Our family visited Elena's god-family. Maria, being the eldest, is also a proper young lady fully two years Elena's senior. So after we returned home (the 'as we returned home' was an adventure, too, with red monsters catching children not getting into their car seats, and li'l Iz crying that I wanted to sleep over Aunt Jen's house!) and were having supper, Elena explained to us the relative age gap between herself and Maria.

EM: I am now six, and Maria is now eight.
Me: Very good, Elena! I saw you calculated that without counting!

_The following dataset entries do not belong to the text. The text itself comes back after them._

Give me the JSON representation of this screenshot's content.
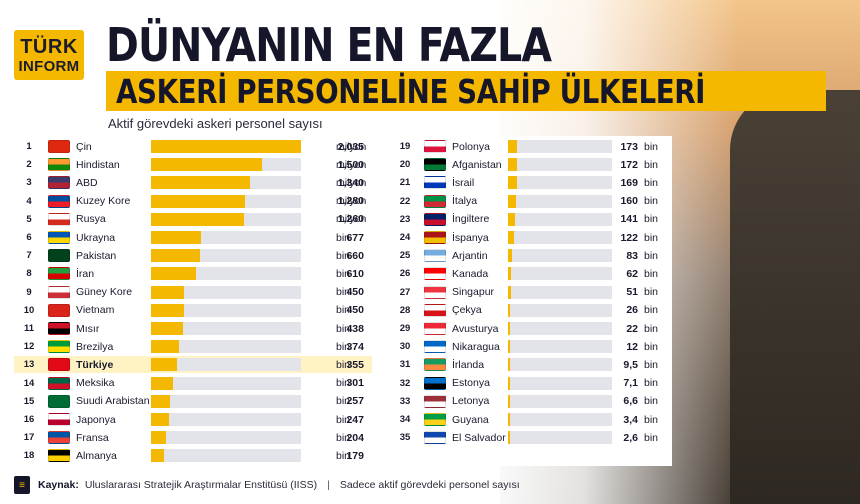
{
  "logo": {
    "line1": "TÜRK",
    "line2": "INFORM"
  },
  "title_line1": "DÜNYANIN EN FAZLA",
  "title_line2": "ASKERİ PERSONELİNE SAHİP ÜLKELERİ",
  "subtitle": "Aktif görevdeki askeri personel sayısı",
  "colors": {
    "accent": "#f5b800",
    "dark": "#15162a",
    "track": "#e3e4ea",
    "highlight": "#fff3c4"
  },
  "chart_data": {
    "type": "bar",
    "title": "DÜNYANIN EN FAZLA ASKERİ PERSONELİNE SAHİP ÜLKELERİ",
    "subtitle": "Aktif görevdeki askeri personel sayısı",
    "orientation": "horizontal",
    "highlighted": "Türkiye",
    "left": [
      {
        "rank": "1",
        "country": "Çin",
        "value": 2035000,
        "label": "2,035",
        "unit": "milyon",
        "flag": "china-flag"
      },
      {
        "rank": "2",
        "country": "Hindistan",
        "value": 1500000,
        "label": "1,500",
        "unit": "milyon",
        "flag": "india-flag"
      },
      {
        "rank": "3",
        "country": "ABD",
        "value": 1340000,
        "label": "1,340",
        "unit": "milyon",
        "flag": "usa-flag"
      },
      {
        "rank": "4",
        "country": "Kuzey Kore",
        "value": 1280000,
        "label": "1,280",
        "unit": "milyon",
        "flag": "north-korea-flag"
      },
      {
        "rank": "5",
        "country": "Rusya",
        "value": 1260000,
        "label": "1,260",
        "unit": "milyon",
        "flag": "russia-flag"
      },
      {
        "rank": "6",
        "country": "Ukrayna",
        "value": 677000,
        "label": "677",
        "unit": "bin",
        "flag": "ukraine-flag"
      },
      {
        "rank": "7",
        "country": "Pakistan",
        "value": 660000,
        "label": "660",
        "unit": "bin",
        "flag": "pakistan-flag"
      },
      {
        "rank": "8",
        "country": "İran",
        "value": 610000,
        "label": "610",
        "unit": "bin",
        "flag": "iran-flag"
      },
      {
        "rank": "9",
        "country": "Güney Kore",
        "value": 450000,
        "label": "450",
        "unit": "bin",
        "flag": "south-korea-flag"
      },
      {
        "rank": "10",
        "country": "Vietnam",
        "value": 450000,
        "label": "450",
        "unit": "bin",
        "flag": "vietnam-flag"
      },
      {
        "rank": "11",
        "country": "Mısır",
        "value": 438000,
        "label": "438",
        "unit": "bin",
        "flag": "egypt-flag"
      },
      {
        "rank": "12",
        "country": "Brezilya",
        "value": 374000,
        "label": "374",
        "unit": "bin",
        "flag": "brazil-flag"
      },
      {
        "rank": "13",
        "country": "Türkiye",
        "value": 355000,
        "label": "355",
        "unit": "bin",
        "flag": "turkey-flag"
      },
      {
        "rank": "14",
        "country": "Meksika",
        "value": 301000,
        "label": "301",
        "unit": "bin",
        "flag": "mexico-flag"
      },
      {
        "rank": "15",
        "country": "Suudi Arabistan",
        "value": 257000,
        "label": "257",
        "unit": "bin",
        "flag": "saudi-arabia-flag"
      },
      {
        "rank": "16",
        "country": "Japonya",
        "value": 247000,
        "label": "247",
        "unit": "bin",
        "flag": "japan-flag"
      },
      {
        "rank": "17",
        "country": "Fransa",
        "value": 204000,
        "label": "204",
        "unit": "bin",
        "flag": "france-flag"
      },
      {
        "rank": "18",
        "country": "Almanya",
        "value": 179000,
        "label": "179",
        "unit": "bin",
        "flag": "germany-flag"
      }
    ],
    "right": [
      {
        "rank": "19",
        "country": "Polonya",
        "value": 173000,
        "label": "173",
        "unit": "bin",
        "flag": "poland-flag"
      },
      {
        "rank": "20",
        "country": "Afganistan",
        "value": 172000,
        "label": "172",
        "unit": "bin",
        "flag": "afghanistan-flag"
      },
      {
        "rank": "21",
        "country": "İsrail",
        "value": 169000,
        "label": "169",
        "unit": "bin",
        "flag": "israel-flag"
      },
      {
        "rank": "22",
        "country": "İtalya",
        "value": 160000,
        "label": "160",
        "unit": "bin",
        "flag": "italy-flag"
      },
      {
        "rank": "23",
        "country": "İngiltere",
        "value": 141000,
        "label": "141",
        "unit": "bin",
        "flag": "uk-flag"
      },
      {
        "rank": "24",
        "country": "İspanya",
        "value": 122000,
        "label": "122",
        "unit": "bin",
        "flag": "spain-flag"
      },
      {
        "rank": "25",
        "country": "Arjantin",
        "value": 83000,
        "label": "83",
        "unit": "bin",
        "flag": "argentina-flag"
      },
      {
        "rank": "26",
        "country": "Kanada",
        "value": 62000,
        "label": "62",
        "unit": "bin",
        "flag": "canada-flag"
      },
      {
        "rank": "27",
        "country": "Singapur",
        "value": 51000,
        "label": "51",
        "unit": "bin",
        "flag": "singapore-flag"
      },
      {
        "rank": "28",
        "country": "Çekya",
        "value": 26000,
        "label": "26",
        "unit": "bin",
        "flag": "czechia-flag"
      },
      {
        "rank": "29",
        "country": "Avusturya",
        "value": 22000,
        "label": "22",
        "unit": "bin",
        "flag": "austria-flag"
      },
      {
        "rank": "30",
        "country": "Nikaragua",
        "value": 12000,
        "label": "12",
        "unit": "bin",
        "flag": "nicaragua-flag"
      },
      {
        "rank": "31",
        "country": "İrlanda",
        "value": 9500,
        "label": "9,5",
        "unit": "bin",
        "flag": "ireland-flag"
      },
      {
        "rank": "32",
        "country": "Estonya",
        "value": 7100,
        "label": "7,1",
        "unit": "bin",
        "flag": "estonia-flag"
      },
      {
        "rank": "33",
        "country": "Letonya",
        "value": 6600,
        "label": "6,6",
        "unit": "bin",
        "flag": "latvia-flag"
      },
      {
        "rank": "34",
        "country": "Guyana",
        "value": 3400,
        "label": "3,4",
        "unit": "bin",
        "flag": "guyana-flag"
      },
      {
        "rank": "35",
        "country": "El Salvador",
        "value": 2600,
        "label": "2,6",
        "unit": "bin",
        "flag": "el-salvador-flag"
      }
    ],
    "flag_colors": {
      "china-flag": [
        "#de2910",
        "#de2910"
      ],
      "india-flag": [
        "#ff9933",
        "#138808"
      ],
      "usa-flag": [
        "#3c3b6e",
        "#b22234"
      ],
      "north-korea-flag": [
        "#024fa2",
        "#ed1c27"
      ],
      "russia-flag": [
        "#ffffff",
        "#d52b1e"
      ],
      "ukraine-flag": [
        "#0057b7",
        "#ffd700"
      ],
      "pakistan-flag": [
        "#01411c",
        "#01411c"
      ],
      "iran-flag": [
        "#239f40",
        "#da0000"
      ],
      "south-korea-flag": [
        "#ffffff",
        "#cd2e3a"
      ],
      "vietnam-flag": [
        "#da251d",
        "#da251d"
      ],
      "egypt-flag": [
        "#ce1126",
        "#000000"
      ],
      "brazil-flag": [
        "#009c3b",
        "#ffdf00"
      ],
      "turkey-flag": [
        "#e30a17",
        "#e30a17"
      ],
      "mexico-flag": [
        "#006847",
        "#ce1126"
      ],
      "saudi-arabia-flag": [
        "#006c35",
        "#006c35"
      ],
      "japan-flag": [
        "#ffffff",
        "#bc002d"
      ],
      "france-flag": [
        "#0055a4",
        "#ef4135"
      ],
      "germany-flag": [
        "#000000",
        "#ffce00"
      ],
      "poland-flag": [
        "#ffffff",
        "#dc143c"
      ],
      "afghanistan-flag": [
        "#000000",
        "#007a36"
      ],
      "israel-flag": [
        "#ffffff",
        "#0038b8"
      ],
      "italy-flag": [
        "#009246",
        "#ce2b37"
      ],
      "uk-flag": [
        "#012169",
        "#c8102e"
      ],
      "spain-flag": [
        "#aa151b",
        "#f1bf00"
      ],
      "argentina-flag": [
        "#74acdf",
        "#ffffff"
      ],
      "canada-flag": [
        "#ff0000",
        "#ffffff"
      ],
      "singapore-flag": [
        "#ef3340",
        "#ffffff"
      ],
      "czechia-flag": [
        "#ffffff",
        "#d7141a"
      ],
      "austria-flag": [
        "#ed2939",
        "#ffffff"
      ],
      "nicaragua-flag": [
        "#0067c6",
        "#ffffff"
      ],
      "ireland-flag": [
        "#169b62",
        "#ff883e"
      ],
      "estonia-flag": [
        "#0072ce",
        "#000000"
      ],
      "latvia-flag": [
        "#9e3039",
        "#ffffff"
      ],
      "guyana-flag": [
        "#009e49",
        "#fcd116"
      ],
      "el-salvador-flag": [
        "#0f47af",
        "#ffffff"
      ]
    }
  },
  "footer": {
    "source_label": "Kaynak:",
    "source_text": "Uluslararası Stratejik Araştırmalar Enstitüsü (IISS)",
    "separator": "|",
    "note": "Sadece aktif görevdeki personel sayısı",
    "doc_icon": "document-icon"
  }
}
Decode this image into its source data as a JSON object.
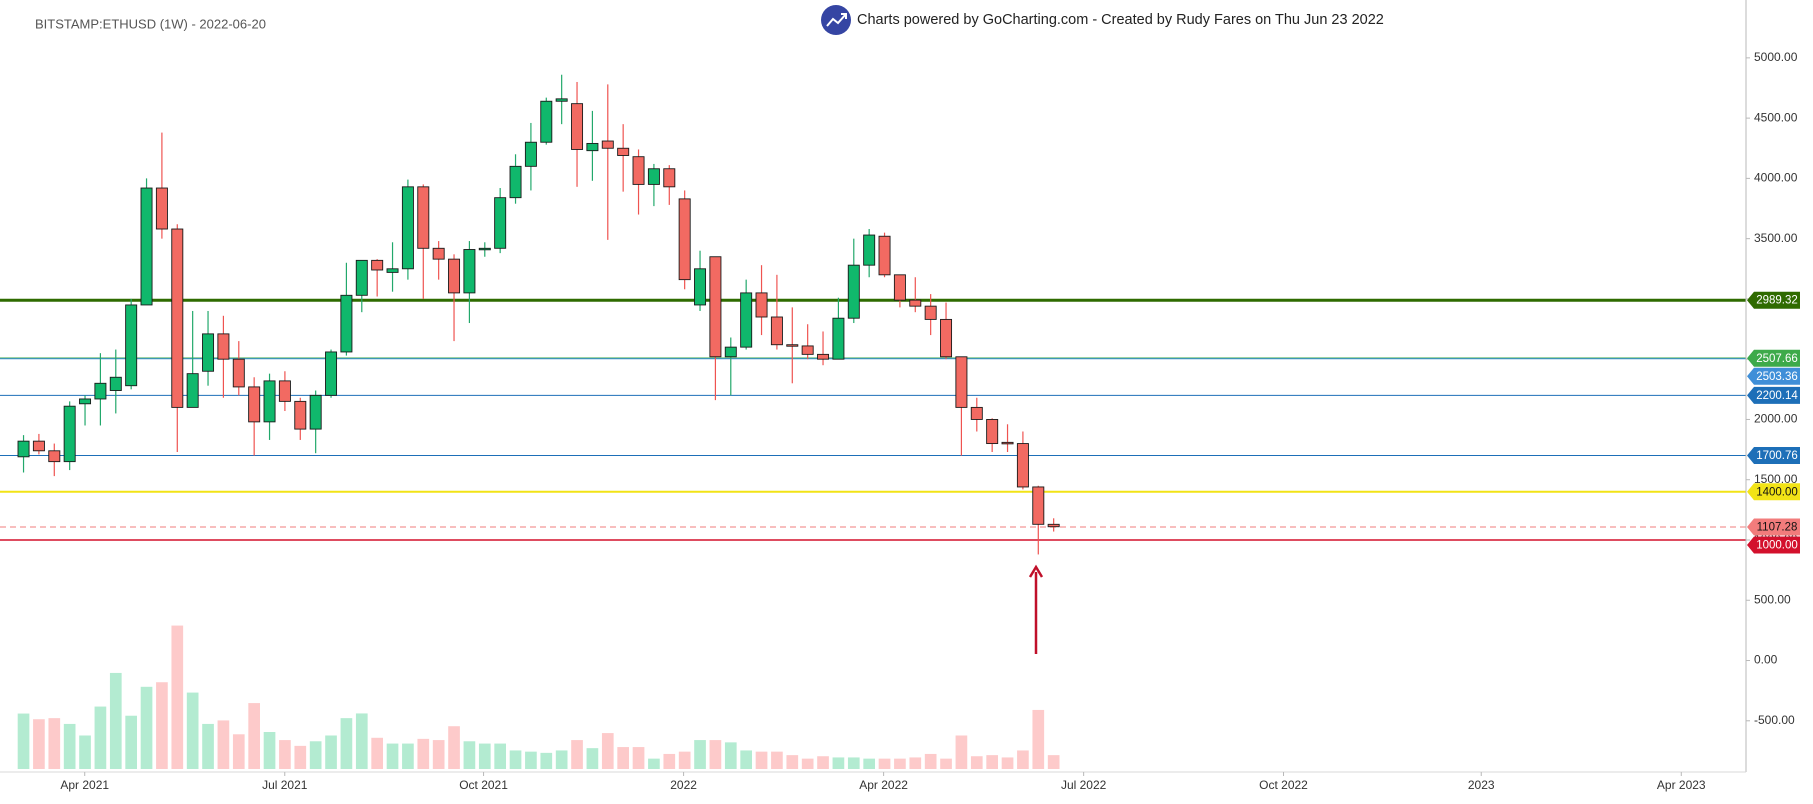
{
  "chart_data": {
    "type": "candlestick",
    "title": "BITSTAMP:ETHUSD (1W) - 2022-06-20",
    "subtitle": "Charts powered by GoCharting.com - Created by Rudy Fares on Thu Jun 23 2022",
    "ylim": [
      -900,
      5480
    ],
    "yticks": [
      {
        "value": -500,
        "label": "-500.00"
      },
      {
        "value": 0,
        "label": "0.00"
      },
      {
        "value": 500,
        "label": "500.00"
      },
      {
        "value": 1000,
        "label": "1000.00"
      },
      {
        "value": 1500,
        "label": "1500.00"
      },
      {
        "value": 2000,
        "label": "2000.00"
      },
      {
        "value": 2500,
        "label": "2500.00"
      },
      {
        "value": 3000,
        "label": "3000.00"
      },
      {
        "value": 3500,
        "label": "3500.00"
      },
      {
        "value": 4000,
        "label": "4000.00"
      },
      {
        "value": 4500,
        "label": "4500.00"
      },
      {
        "value": 5000,
        "label": "5000.00"
      }
    ],
    "xlim": [
      -0.23,
      112.03
    ],
    "xticks": [
      {
        "value": 3.98,
        "label": "Apr 2021"
      },
      {
        "value": 16.99,
        "label": "Jul 2021"
      },
      {
        "value": 29.92,
        "label": "Oct 2021"
      },
      {
        "value": 42.93,
        "label": "2022"
      },
      {
        "value": 55.94,
        "label": "Apr 2022"
      },
      {
        "value": 68.95,
        "label": "Jul 2022"
      },
      {
        "value": 81.95,
        "label": "Oct 2022"
      },
      {
        "value": 94.81,
        "label": "2023"
      },
      {
        "value": 107.82,
        "label": "Apr 2023"
      }
    ],
    "up_color": "#10b86c",
    "down_color": "#f26a62",
    "volume_up_color": "#b3ebd1",
    "volume_down_color": "#fdcaca",
    "open": [
      1690,
      1820,
      1740,
      1650,
      2130,
      2170,
      2240,
      2280,
      2950,
      3920,
      3580,
      2100,
      2400,
      2710,
      2500,
      2270,
      1980,
      2320,
      2150,
      1920,
      2200,
      2560,
      3030,
      3320,
      3220,
      3250,
      3930,
      3420,
      3330,
      3050,
      3410,
      3420,
      3840,
      4100,
      4300,
      4640,
      4620,
      4230,
      4310,
      4250,
      4180,
      3950,
      4080,
      3830,
      2950,
      3350,
      2520,
      2600,
      3050,
      2850,
      2620,
      2610,
      2540,
      2500,
      2840,
      3280,
      3520,
      3200,
      2990,
      2940,
      2830,
      2520,
      2100,
      2000,
      1810,
      1800,
      1440,
      1130
    ],
    "high": [
      1870,
      1880,
      1800,
      2150,
      2200,
      2550,
      2580,
      3000,
      4000,
      4380,
      3620,
      2900,
      2900,
      2860,
      2650,
      2350,
      2380,
      2400,
      2180,
      2240,
      2580,
      3300,
      3320,
      3330,
      3470,
      3990,
      3950,
      3480,
      3370,
      3480,
      3470,
      3920,
      4200,
      4460,
      4670,
      4860,
      4800,
      4560,
      4780,
      4450,
      4240,
      4120,
      4110,
      3900,
      3400,
      3350,
      2680,
      3160,
      3280,
      3200,
      2930,
      2790,
      2730,
      3010,
      3500,
      3580,
      3550,
      3200,
      3180,
      3040,
      2970,
      2520,
      2180,
      2010,
      1960,
      1900,
      1450,
      1180
    ],
    "low": [
      1560,
      1710,
      1530,
      1580,
      1950,
      1950,
      2050,
      2250,
      2950,
      3500,
      1730,
      2100,
      2280,
      2180,
      2200,
      1700,
      1830,
      2070,
      1830,
      1720,
      2180,
      2530,
      2890,
      3020,
      3060,
      3160,
      3000,
      3160,
      2650,
      2800,
      3350,
      3380,
      3790,
      3900,
      4280,
      4450,
      3930,
      3980,
      3490,
      3890,
      3700,
      3770,
      3780,
      3080,
      2900,
      2160,
      2200,
      2580,
      2700,
      2580,
      2300,
      2500,
      2450,
      2500,
      2800,
      3180,
      3180,
      2930,
      2890,
      2700,
      2500,
      1700,
      1900,
      1730,
      1730,
      1420,
      880,
      1070
    ],
    "close": [
      1820,
      1740,
      1650,
      2110,
      2170,
      2300,
      2350,
      2950,
      3920,
      3580,
      2100,
      2380,
      2710,
      2500,
      2270,
      1980,
      2320,
      2150,
      1920,
      2200,
      2560,
      3030,
      3320,
      3240,
      3250,
      3930,
      3420,
      3330,
      3050,
      3410,
      3420,
      3840,
      4100,
      4300,
      4640,
      4660,
      4240,
      4290,
      4250,
      4190,
      3950,
      4080,
      3930,
      3160,
      3250,
      2520,
      2600,
      3050,
      2850,
      2620,
      2610,
      2540,
      2500,
      2840,
      3280,
      3530,
      3200,
      2990,
      2940,
      2830,
      2520,
      2100,
      2000,
      1800,
      1800,
      1440,
      1130,
      1110
    ],
    "volume": [
      460,
      413,
      422,
      374,
      278,
      518,
      797,
      442,
      682,
      720,
      1190,
      634,
      374,
      403,
      288,
      547,
      307,
      240,
      192,
      230,
      278,
      422,
      461,
      259,
      211,
      211,
      250,
      240,
      355,
      230,
      211,
      211,
      154,
      144,
      134,
      154,
      240,
      173,
      298,
      182,
      182,
      86,
      125,
      144,
      240,
      240,
      221,
      154,
      144,
      144,
      115,
      86,
      106,
      96,
      96,
      86,
      86,
      86,
      96,
      125,
      86,
      278,
      106,
      115,
      96,
      154,
      490,
      115
    ],
    "levels": [
      {
        "value": 2989.32,
        "color": "#2f6b00",
        "width": 3
      },
      {
        "value": 2507.66,
        "color": "#3daa4a",
        "width": 1.5
      },
      {
        "value": 2503.36,
        "color": "#3f8fd8",
        "width": 1
      },
      {
        "value": 2200.14,
        "color": "#1d6fb8",
        "width": 1
      },
      {
        "value": 1700.76,
        "color": "#1d6fb8",
        "width": 1
      },
      {
        "value": 1400,
        "label": "1400.00",
        "color": "#f2e316",
        "width": 2
      },
      {
        "value": 1107.28,
        "color": "#f27c7c",
        "width": 1,
        "dashed": true
      },
      {
        "value": 1000,
        "label": "1000.00",
        "color": "#d3102c",
        "width": 1.5
      }
    ]
  }
}
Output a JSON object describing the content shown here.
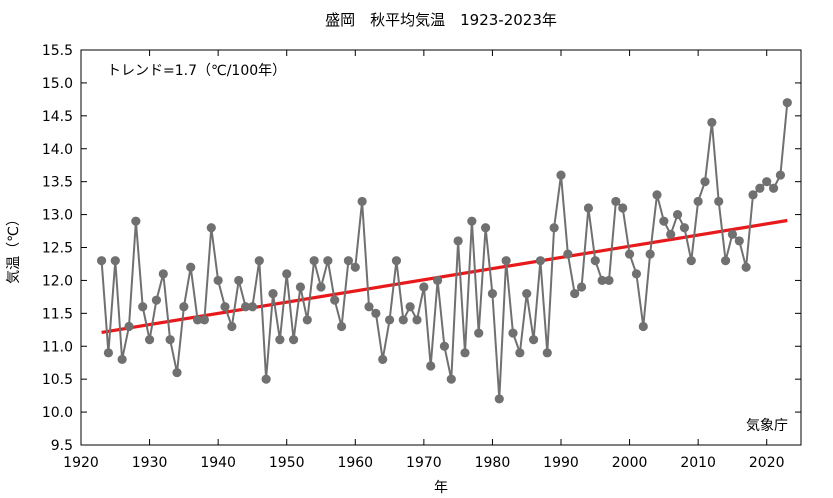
{
  "chart_data": {
    "type": "line",
    "title": "盛岡　秋平均気温　1923-2023年",
    "xlabel": "年",
    "ylabel": "気温（℃）",
    "annotation": "トレンド=1.7（℃/100年）",
    "credit": "気象庁",
    "xlim": [
      1920,
      2025
    ],
    "ylim": [
      9.5,
      15.5
    ],
    "x_ticks": [
      1920,
      1930,
      1940,
      1950,
      1960,
      1970,
      1980,
      1990,
      2000,
      2010,
      2020
    ],
    "y_ticks": [
      9.5,
      10.0,
      10.5,
      11.0,
      11.5,
      12.0,
      12.5,
      13.0,
      13.5,
      14.0,
      14.5,
      15.0,
      15.5
    ],
    "x_tick_labels": [
      "1920",
      "1930",
      "1940",
      "1950",
      "1960",
      "1970",
      "1980",
      "1990",
      "2000",
      "2010",
      "2020"
    ],
    "y_tick_labels": [
      "9.5",
      "10.0",
      "10.5",
      "11.0",
      "11.5",
      "12.0",
      "12.5",
      "13.0",
      "13.5",
      "14.0",
      "14.5",
      "15.0",
      "15.5"
    ],
    "grid": false,
    "series": [
      {
        "color": "#707070",
        "x": [
          1923,
          1924,
          1925,
          1926,
          1927,
          1928,
          1929,
          1930,
          1931,
          1932,
          1933,
          1934,
          1935,
          1936,
          1937,
          1938,
          1939,
          1940,
          1941,
          1942,
          1943,
          1944,
          1945,
          1946,
          1947,
          1948,
          1949,
          1950,
          1951,
          1952,
          1953,
          1954,
          1955,
          1956,
          1957,
          1958,
          1959,
          1960,
          1961,
          1962,
          1963,
          1964,
          1965,
          1966,
          1967,
          1968,
          1969,
          1970,
          1971,
          1972,
          1973,
          1974,
          1975,
          1976,
          1977,
          1978,
          1979,
          1980,
          1981,
          1982,
          1983,
          1984,
          1985,
          1986,
          1987,
          1988,
          1989,
          1990,
          1991,
          1992,
          1993,
          1994,
          1995,
          1996,
          1997,
          1998,
          1999,
          2000,
          2001,
          2002,
          2003,
          2004,
          2005,
          2006,
          2007,
          2008,
          2009,
          2010,
          2011,
          2012,
          2013,
          2014,
          2015,
          2016,
          2017,
          2018,
          2019,
          2020,
          2021,
          2022,
          2023
        ],
        "values": [
          12.3,
          10.9,
          12.3,
          10.8,
          11.3,
          12.9,
          11.6,
          11.1,
          11.7,
          12.1,
          11.1,
          10.6,
          11.6,
          12.2,
          11.4,
          11.4,
          12.8,
          12.0,
          11.6,
          11.3,
          12.0,
          11.6,
          11.6,
          12.3,
          10.5,
          11.8,
          11.1,
          12.1,
          11.1,
          11.9,
          11.4,
          12.3,
          11.9,
          12.3,
          11.7,
          11.3,
          12.3,
          12.2,
          13.2,
          11.6,
          11.5,
          10.8,
          11.4,
          12.3,
          11.4,
          11.6,
          11.4,
          11.9,
          10.7,
          12.0,
          11.0,
          10.5,
          12.6,
          10.9,
          12.9,
          11.2,
          12.8,
          11.8,
          10.2,
          12.3,
          11.2,
          10.9,
          11.8,
          11.1,
          12.3,
          10.9,
          12.8,
          13.6,
          12.4,
          11.8,
          11.9,
          13.1,
          12.3,
          12.0,
          12.0,
          13.2,
          13.1,
          12.4,
          12.1,
          11.3,
          12.4,
          13.3,
          12.9,
          12.7,
          13.0,
          12.8,
          12.3,
          13.2,
          13.5,
          14.4,
          13.2,
          12.3,
          12.7,
          12.6,
          12.2,
          13.3,
          13.4,
          13.5,
          13.4,
          13.6,
          14.7
        ]
      }
    ],
    "trend": {
      "color": "#e8191a",
      "x": [
        1923,
        2023
      ],
      "values": [
        11.21,
        12.91
      ]
    }
  }
}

You're very smart!
EM, continuing as before: When I will be seven, Maria will be nine.
When I will be eight, Maria will be ten.
When I will be nine, Maria will be twelve.
When I will be te ...,

Isabel, hollering in her interrupting voice: NO! When YOU are NINE, Maria will be E-LEV-EN!
Me, surprised: That's right, Isabel! How smart of you!

This did not please EM at all [EM: Grrr!], for she didn't like the idea sharing smarts. So, I went into consolation mode.

Me: Elena, it's okay, sweetie: you are smart, Isabel is smart, Mama is smart, and Papa is smart. Other people are smart, but that doesn't mean you're not smart anymore. Look at Papa: he's very, very smart!

... as I turned my head for the bestest, smartest profile. That's my problem; my humility. But, EM had an immediate response:

Do you feel smart when you can't find your tsinelas?

My cara spoza showed her support for me by falling out of her chair, laughing.

So, it's the American dream for parents that the children surpass them in excellence. Today, my 'dream' became a reality.